ABD için Fransa çizgiden çıkmaya başlamıştı. 7 Ocak 2015’de Fransa’nın mizah dergisi Charlie Hebdo’ya kanlı bir saldırı yapıldı. Saldırının tipik bir gladyo eylemi olduğu ve ABD’nin Fransa’ya gözdağı verdiği yorumları yapıldı. Fransa’yı yeniden NATO’nun askeri kanadına sokan Nikolas Sarkozy dâhil, yukarıda belirttiğim gibi daha sonra, Hollande ve bugün Macron da Rusya ile ilişkilerin bozulmasını istemiyor. Belki de bu üç Atlantikçi liderlerin ABD ile aralarındaki en önemli ayrılık budur. Fransa bir yol ayrımındadır. Ya Atlantik’in derin sularında çırpınacak ya da gerçekten Avrupa’nın ABD’ye karşı stratejik bağımsızlığında samimi olacak.

BIDEN DA GERİ ADIM ATTI

14 Haziran NATO Zirvesi’nin yapıldığı gün Zelenski attığı Twitter “NATO liderleri, Ukrayna'nın İttifak üyesi olacağını ve MAP'ın (Üyelik Eylem Planının) katılım sürecinin ayrılmaz bir parçası olduğunu doğruladılar" dedi. Joe Biden, Zelenski'ye birkaç dakika sonra yanıt verdi. Ukrayna'nın statüsünün "kriterleri karşılayıp karşılamadığına bağlı" olduğunu ve "Ukrayna MAP'a katılmak için gereken kriterleri karşılamalı," diyerek, özellikle yolsuzlukla mücadelede "yapacakları daha çok şey olduğunu" ifade etti. Böylece Ukrayna’nın NATO üyeliği suya düşerek bir başka bahara kaldı.

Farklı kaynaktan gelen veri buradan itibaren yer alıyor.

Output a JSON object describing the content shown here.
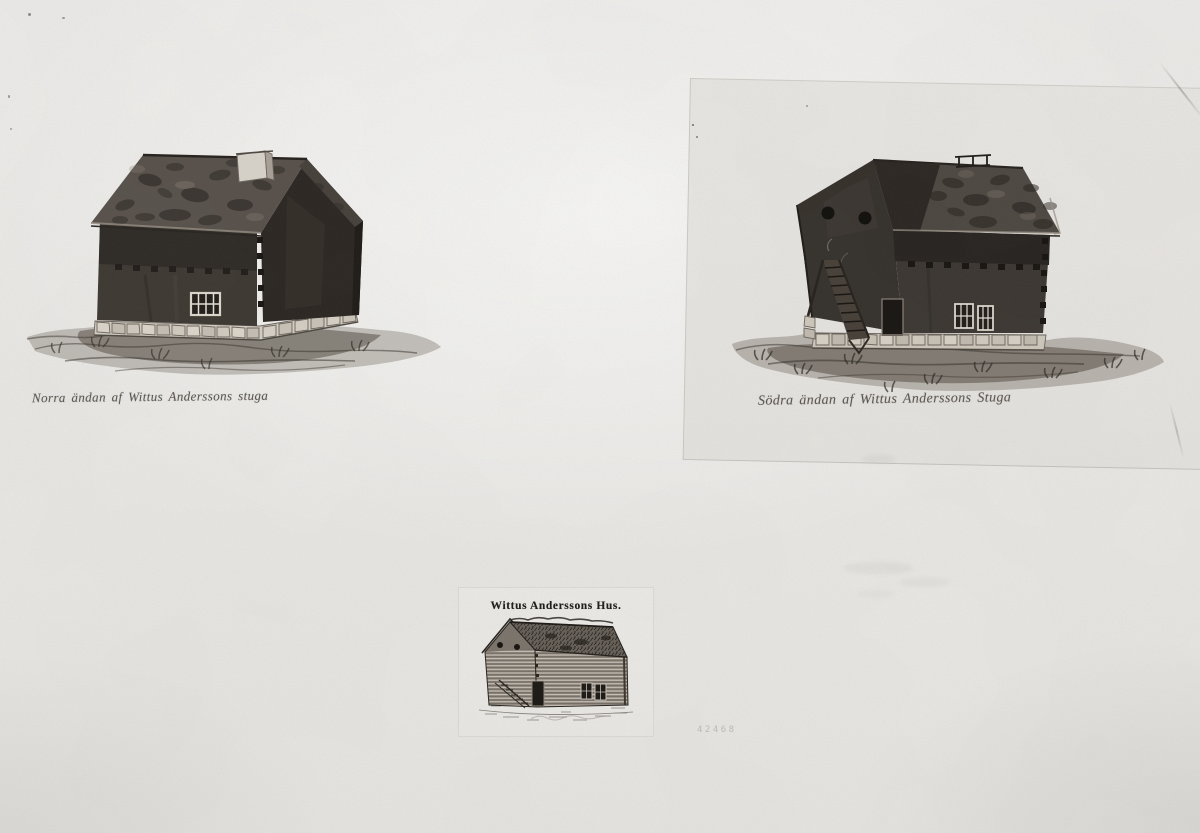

G7 ve NATO Zirvelerinde aradığını bulamayan ABD, hizaya gelmeyen Avrupa’da da bir kaos stratejisi izleyebilir. Bu stratejinin Türkiye ayağında faaliyete geçtiler bile.

HDP İzmir il binasına saldırıyı Türkiye’de kaos yaratma stratejisi içinde değerlendirmek gerek.